Not surprisingly, officials in the U.S. national security state just cannot understand that mindset. They believed that long ago the Cuban people should have ousted Fidel Castro from power and replaced him with a pro-U.S. dictator who would do the bidding of the U.S. Empire, like the dictator whom Castro ousted from power in his revolution, Fulgencio Batista.
In fact, that’s been one of aims of the 50-year-old economic embargo against Cuba — to squeeze the economic lifeblood out of the Cuban people until they violently revolt and oust Castro from power.
Yet, how often do Americans ask themselves the following questions: Under what moral or legal authority does the CIA — that is, the U.S. government — assassinate the ruler of a sovereign and independent country? Let’s face it — assassination is nothing but murder. The U.S. government has done everything it could to murder a man whose regime never attacked the United States, never invaded the United States, and never engaged in acts of terrorism against the United States.
In fact, it was the U.S. government that did all those things to Cuba and Castro. Indeed, the CIA even went so far as to enter into a formal partnership with organized crime — the Mafia — with the aim of assassinating Castro. Where’s the moral principle in that partnership? Is it “The end justifies the means”?
What was the national security states’ justification for engaging in these actions—assassination, invasion, terrorism, and embargo.
The justification was that Castro was a communist who had converted his country to socialism and who refused to kowtow to the U.S. government.
Oh? And why should a foreign leader’s philosophical beliefs, including his economic philosophy, make him a legitimate target for murder at the hands of the U.S. national security state? Why should a country’s desire to be independent of U.S. control subject its to assassination, invasion, terrorism, and embargo? Why should a country’s embrace of socialism make it a legitimate target for regime change by the U.S. national security state?
The socialism justification for such actions is even more ludicrous in that U.S. officials — and for that matter Cuban exiles in Miami — believe in socialist programs as fervently as Fidel Castro does.
When was the last time you heard any Pentagon official, CIA official, or Cuban exile in Miami calling for the repeal of Social Security, Medicare, and Medicaid and the end of all state involvement in education (i.e., public schooling).
Answer: Never!
Now take a wild guess as to which socialist programs are at the top of Fidel Castro’s list for his most favorite socialist programs in Cuba.
You guessed right! Old-age retirement assistance, government-provided health care, and public (i.e., government) schooling are right at the top of Castro’s list of favorite socialist programs in Cuba.
The truth is that U.S. officials and Cuban exiles in Miami love Castro’s socialist programs.
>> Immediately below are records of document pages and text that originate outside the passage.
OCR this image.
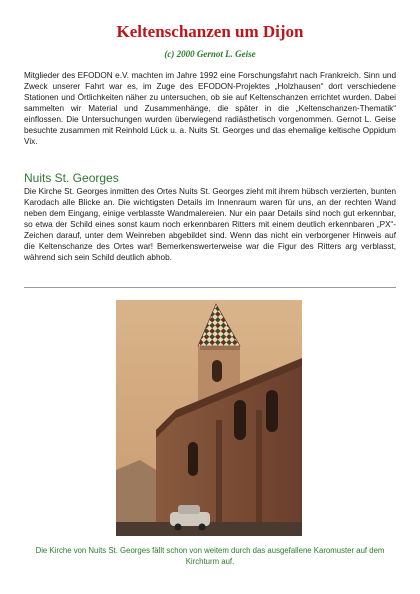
Keltenschanzen um Dijon
(c) 2000 Gernot L. Geise

Mitglieder des EFODON e.V. machten im Jahre 1992 eine Forschungsfahrt nach Frankreich. Sinn und Zweck unserer Fahrt war es, im Zuge des EFODON-Projektes „Holzhausen“ dort verschiedene Stationen und Örtlichkeiten näher zu untersuchen, ob sie auf Keltenschanzen errichtet wurden. Dabei sammelten wir Material und Zusammenhänge, die später in die „Keltenschanzen-Thematik“ einflossen. Die Untersuchungen wurden überwiegend radiästhetisch vorgenommen. Gernot L. Geise besuchte zusammen mit Reinhold Lück u. a. Nuits St. Georges und das ehemalige keltische Oppidum Vix.

Nuits St. Georges

Die Kirche St. Georges inmitten des Ortes Nuits St. Georges zieht mit ihrem hübsch verzierten, bunten Karodach alle Blicke an. Die wichtigsten Details im Innenraum waren für uns, an der rechten Wand neben dem Eingang, einige verblasste Wandmalereien. Nur ein paar Details sind noch gut erkennbar, so etwa der Schild eines sonst kaum noch erkennbaren Ritters mit einem deutlich erkennbaren „PX“-Zeichen darauf, unter dem Weinreben abgebildet sind. Wenn das nicht ein verborgener Hinweis auf die Keltenschanze des Ortes war! Bemerkenswerterweise war die Figur des Ritters arg verblasst, während sich sein Schild deutlich abhob.

Die Kirche von Nuits St. Georges fällt schon von weitem durch das ausgefallene Karomuster auf dem Kirchturm auf.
They might not have gone as far as Castro did in nationalizing everything but they certainly do love many of the same socialist programs that Castro has implemented in Cuba.
Oh, and guess how the Marlin’s new baseball stadium was built. No, not out of the private funds of the team. It was a gigantic socialist project, one that was built by the city with taxpayer funds for the benefit of the rich team owners. Consider it the following variation of the Marxian principle: from each taxpayer, including the poor who might not have any interest in baseball, to the rich, influential, and powerful.
Indeed, what is the U.S. embargo against Cuba if not an extreme infringement on the economic liberty of the American people — on their fundamental, natural, God-given right to spend their money any way they want anywhere they want without the permission or punishment of their government.
While Ozzie Guillen gets apologizes for what he said, wouldn’t this be a good time for the U.S. government to apologize to the Cuban people and, for that matter, to the American people for what it has done to them?